Une récente étude qui a fait le tour des réseaux sociaux indique qu’en Grande-Bretagne un tiers des musiciens professionnels serait prêt à renoncer à la pratique d’un instrument. Voilà qui ne fait que mettre en exergue ce sentiment qui nous oppresse tous, désormais : le monde de la musique est en train de sombrer corps et âme. L’annulation du Tannhäuser de l’Opéra de Rouen, celle du Bourgeois Gentilhomme à l’Opéra-Comique et bien entendu l’annulation tout entière de la saison 2020-21 du Met sont autant de déflagrations terribles qui abrutissent le moral de l’industrie.
Car un temps, tout le monde aura voulu y croire. Avec détermination, opiniâtreté, avec cette envie d’en découdre : le spectacle vivant survivrait à l’épidémie. Oh bien sûr, il perdrait quelques plumes, il laisserait un nombre impressionnant de laissés-pour-compte sur le bas-côté : artistes, techniciens emportés par cette première vague d’annulations. Mais d’autres pourraient être sauvés.

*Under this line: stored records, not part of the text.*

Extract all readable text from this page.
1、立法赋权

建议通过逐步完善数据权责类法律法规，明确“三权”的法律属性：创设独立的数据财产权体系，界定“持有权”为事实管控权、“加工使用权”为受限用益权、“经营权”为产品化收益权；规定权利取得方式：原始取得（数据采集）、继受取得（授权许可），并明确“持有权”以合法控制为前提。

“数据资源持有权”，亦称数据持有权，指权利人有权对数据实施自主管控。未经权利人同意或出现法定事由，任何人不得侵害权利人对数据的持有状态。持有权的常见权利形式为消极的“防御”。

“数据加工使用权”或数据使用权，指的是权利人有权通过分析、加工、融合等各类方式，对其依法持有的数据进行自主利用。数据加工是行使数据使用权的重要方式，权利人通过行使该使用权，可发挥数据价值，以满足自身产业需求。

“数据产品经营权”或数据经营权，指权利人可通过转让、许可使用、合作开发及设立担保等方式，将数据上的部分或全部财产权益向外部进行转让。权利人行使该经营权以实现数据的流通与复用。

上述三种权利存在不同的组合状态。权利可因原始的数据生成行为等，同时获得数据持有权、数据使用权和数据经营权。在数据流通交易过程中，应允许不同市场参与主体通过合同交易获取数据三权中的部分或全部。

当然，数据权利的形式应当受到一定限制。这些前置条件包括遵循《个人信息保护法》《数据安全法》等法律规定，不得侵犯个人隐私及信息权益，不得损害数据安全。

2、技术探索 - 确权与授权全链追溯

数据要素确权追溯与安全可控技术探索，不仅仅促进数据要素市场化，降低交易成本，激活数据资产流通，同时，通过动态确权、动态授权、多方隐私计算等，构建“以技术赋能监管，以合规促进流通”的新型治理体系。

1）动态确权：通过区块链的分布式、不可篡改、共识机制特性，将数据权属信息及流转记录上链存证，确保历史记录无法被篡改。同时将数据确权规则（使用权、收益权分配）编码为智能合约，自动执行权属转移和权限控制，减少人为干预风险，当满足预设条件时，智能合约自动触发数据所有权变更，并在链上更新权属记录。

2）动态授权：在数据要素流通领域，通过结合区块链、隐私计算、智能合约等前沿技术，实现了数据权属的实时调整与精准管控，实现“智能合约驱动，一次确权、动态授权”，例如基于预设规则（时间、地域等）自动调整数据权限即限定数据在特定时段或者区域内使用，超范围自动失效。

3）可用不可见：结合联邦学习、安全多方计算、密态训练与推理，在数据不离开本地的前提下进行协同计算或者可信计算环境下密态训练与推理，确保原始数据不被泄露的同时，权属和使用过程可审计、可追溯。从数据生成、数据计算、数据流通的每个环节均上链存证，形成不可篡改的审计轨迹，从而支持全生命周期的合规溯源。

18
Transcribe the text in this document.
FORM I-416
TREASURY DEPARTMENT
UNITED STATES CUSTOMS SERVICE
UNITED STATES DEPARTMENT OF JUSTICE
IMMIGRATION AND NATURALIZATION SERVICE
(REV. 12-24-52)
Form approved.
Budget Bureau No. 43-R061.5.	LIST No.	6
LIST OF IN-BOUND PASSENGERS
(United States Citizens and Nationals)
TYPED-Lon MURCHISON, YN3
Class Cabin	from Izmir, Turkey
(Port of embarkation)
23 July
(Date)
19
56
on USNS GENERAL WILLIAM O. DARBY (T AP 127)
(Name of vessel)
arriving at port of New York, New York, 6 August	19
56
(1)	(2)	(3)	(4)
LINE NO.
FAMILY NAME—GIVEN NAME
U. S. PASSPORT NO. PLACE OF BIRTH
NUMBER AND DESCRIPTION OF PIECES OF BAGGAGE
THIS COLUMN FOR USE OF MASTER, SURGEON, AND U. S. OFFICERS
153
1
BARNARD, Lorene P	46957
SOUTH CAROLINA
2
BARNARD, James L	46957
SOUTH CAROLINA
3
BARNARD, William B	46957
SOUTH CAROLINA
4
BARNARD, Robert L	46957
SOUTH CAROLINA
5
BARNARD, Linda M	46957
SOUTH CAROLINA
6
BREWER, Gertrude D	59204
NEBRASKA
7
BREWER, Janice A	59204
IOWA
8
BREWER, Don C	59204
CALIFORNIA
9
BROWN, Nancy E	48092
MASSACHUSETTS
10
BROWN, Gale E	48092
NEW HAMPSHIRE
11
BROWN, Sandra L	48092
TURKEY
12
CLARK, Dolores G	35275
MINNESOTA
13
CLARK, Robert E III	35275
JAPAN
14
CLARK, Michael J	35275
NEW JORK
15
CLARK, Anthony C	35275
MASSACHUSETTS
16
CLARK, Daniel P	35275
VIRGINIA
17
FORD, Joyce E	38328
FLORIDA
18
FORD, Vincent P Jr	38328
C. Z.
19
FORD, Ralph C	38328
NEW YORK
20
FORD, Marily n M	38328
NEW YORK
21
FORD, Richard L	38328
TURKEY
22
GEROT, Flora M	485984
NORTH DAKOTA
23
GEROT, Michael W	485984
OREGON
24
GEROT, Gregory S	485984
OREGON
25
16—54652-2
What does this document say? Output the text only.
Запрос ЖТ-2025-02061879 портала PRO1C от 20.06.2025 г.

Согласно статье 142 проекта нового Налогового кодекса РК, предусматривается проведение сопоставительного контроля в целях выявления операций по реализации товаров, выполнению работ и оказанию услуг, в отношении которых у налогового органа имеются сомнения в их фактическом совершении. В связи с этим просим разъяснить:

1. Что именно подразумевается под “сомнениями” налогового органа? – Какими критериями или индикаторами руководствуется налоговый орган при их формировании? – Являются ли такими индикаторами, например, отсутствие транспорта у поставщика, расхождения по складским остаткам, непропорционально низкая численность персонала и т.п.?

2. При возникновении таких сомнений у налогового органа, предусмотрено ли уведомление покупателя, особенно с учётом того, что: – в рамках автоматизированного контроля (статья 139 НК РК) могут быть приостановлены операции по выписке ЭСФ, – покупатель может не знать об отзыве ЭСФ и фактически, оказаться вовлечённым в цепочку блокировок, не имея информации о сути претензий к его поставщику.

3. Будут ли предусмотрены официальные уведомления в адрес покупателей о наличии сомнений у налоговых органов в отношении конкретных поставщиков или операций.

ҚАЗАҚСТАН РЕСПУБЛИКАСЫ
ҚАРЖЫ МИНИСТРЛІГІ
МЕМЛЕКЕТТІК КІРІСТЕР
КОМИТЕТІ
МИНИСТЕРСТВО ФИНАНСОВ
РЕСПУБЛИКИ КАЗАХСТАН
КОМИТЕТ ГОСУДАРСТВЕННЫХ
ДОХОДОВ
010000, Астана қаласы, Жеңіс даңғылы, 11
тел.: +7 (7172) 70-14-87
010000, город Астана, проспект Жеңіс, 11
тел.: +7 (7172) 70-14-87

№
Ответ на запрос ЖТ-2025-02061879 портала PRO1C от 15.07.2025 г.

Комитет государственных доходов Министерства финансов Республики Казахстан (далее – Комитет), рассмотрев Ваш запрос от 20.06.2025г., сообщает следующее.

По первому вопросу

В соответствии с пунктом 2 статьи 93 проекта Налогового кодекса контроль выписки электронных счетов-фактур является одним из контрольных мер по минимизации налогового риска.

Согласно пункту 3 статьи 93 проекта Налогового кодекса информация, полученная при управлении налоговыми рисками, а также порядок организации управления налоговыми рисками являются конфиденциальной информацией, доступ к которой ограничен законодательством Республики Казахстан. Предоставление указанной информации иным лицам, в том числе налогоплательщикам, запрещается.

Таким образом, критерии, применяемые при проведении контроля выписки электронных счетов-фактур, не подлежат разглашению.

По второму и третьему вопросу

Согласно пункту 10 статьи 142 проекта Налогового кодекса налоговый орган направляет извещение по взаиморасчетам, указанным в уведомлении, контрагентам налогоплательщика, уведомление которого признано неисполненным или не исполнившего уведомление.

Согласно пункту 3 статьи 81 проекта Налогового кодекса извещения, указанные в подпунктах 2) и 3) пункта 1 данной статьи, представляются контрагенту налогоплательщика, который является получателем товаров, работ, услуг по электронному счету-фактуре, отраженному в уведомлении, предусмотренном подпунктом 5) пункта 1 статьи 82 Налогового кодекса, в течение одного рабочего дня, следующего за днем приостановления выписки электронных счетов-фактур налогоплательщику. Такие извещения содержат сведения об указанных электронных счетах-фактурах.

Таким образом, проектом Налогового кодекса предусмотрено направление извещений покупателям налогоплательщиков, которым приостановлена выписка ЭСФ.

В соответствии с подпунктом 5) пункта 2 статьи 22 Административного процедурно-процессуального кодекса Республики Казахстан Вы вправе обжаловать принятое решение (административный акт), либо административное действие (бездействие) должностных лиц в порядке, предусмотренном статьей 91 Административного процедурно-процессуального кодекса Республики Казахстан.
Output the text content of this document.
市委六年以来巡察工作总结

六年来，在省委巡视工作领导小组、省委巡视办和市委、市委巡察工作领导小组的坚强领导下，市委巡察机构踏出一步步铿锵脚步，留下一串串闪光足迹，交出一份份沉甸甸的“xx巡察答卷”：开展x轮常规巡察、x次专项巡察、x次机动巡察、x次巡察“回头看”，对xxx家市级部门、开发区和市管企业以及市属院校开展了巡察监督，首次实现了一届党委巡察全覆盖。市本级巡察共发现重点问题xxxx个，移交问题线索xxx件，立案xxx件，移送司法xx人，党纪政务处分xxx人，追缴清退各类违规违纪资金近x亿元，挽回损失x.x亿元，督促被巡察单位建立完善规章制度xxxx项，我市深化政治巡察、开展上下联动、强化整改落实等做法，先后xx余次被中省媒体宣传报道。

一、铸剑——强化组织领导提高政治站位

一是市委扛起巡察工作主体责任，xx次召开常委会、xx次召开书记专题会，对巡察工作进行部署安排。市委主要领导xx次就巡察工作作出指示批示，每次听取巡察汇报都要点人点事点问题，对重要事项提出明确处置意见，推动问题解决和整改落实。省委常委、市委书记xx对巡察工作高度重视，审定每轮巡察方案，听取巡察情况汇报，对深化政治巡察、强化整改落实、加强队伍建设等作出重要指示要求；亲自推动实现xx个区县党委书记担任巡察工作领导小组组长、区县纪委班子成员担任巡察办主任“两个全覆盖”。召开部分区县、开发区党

En réalité il n’en est rien. Les spectacles s’organisent autour de consignes de sécurité qui – pour vertueuses qu’elles soient – finissent par se retourner contre ceux qui les ont imaginées. Le cas de l’Opéra de Rouen est particulièrement cruel car c’est sa grande détermination à protéger ses équipes qui aura sonné le glas de Tannhäuser et renvoyé tout le monde à la maison.
L’épidémie se saisit des professionnels de la musique en une double dynamique d’étranglement : d’une part elle tue par son action directe, en visant premièrement les démographies les plus friandes d’opéra ; d’autre part elle suscite un tel climat de prudence et de défiance que les producteurs de spectacles même les plus résilients finissent eux-mêmes par douter de la viabilité d’une production.
C’est pourtant une posture de combat qu’il convient d’adopter. Car tout en respectant les consignes de sécurité, tout en ayant à cœur la protection de chaque segment démographique de notre société, il faut que la musique vivante… vive. Aujourd’hui, chaque spectateur dans une salle qui aura financé sa place, chaque fauteuil occupé dans un théâtre qui tournera, fût-ce aux deux-tiers vide, représentera une victoire. Une victoire minuscule, sans doute, mais une victoire tout de même sur la déconfiture généralisée qui nous menace. Comme dans une guerre, il faudra regagner la moindre parcelle de territoire, prairie par prairie, colline par colline. Il est aujourd’hui inimaginable qu’on permettre à l’épidémie de nous décourager entièrement, car il en va de la survie des artistes et, partant, de l’art lui-même.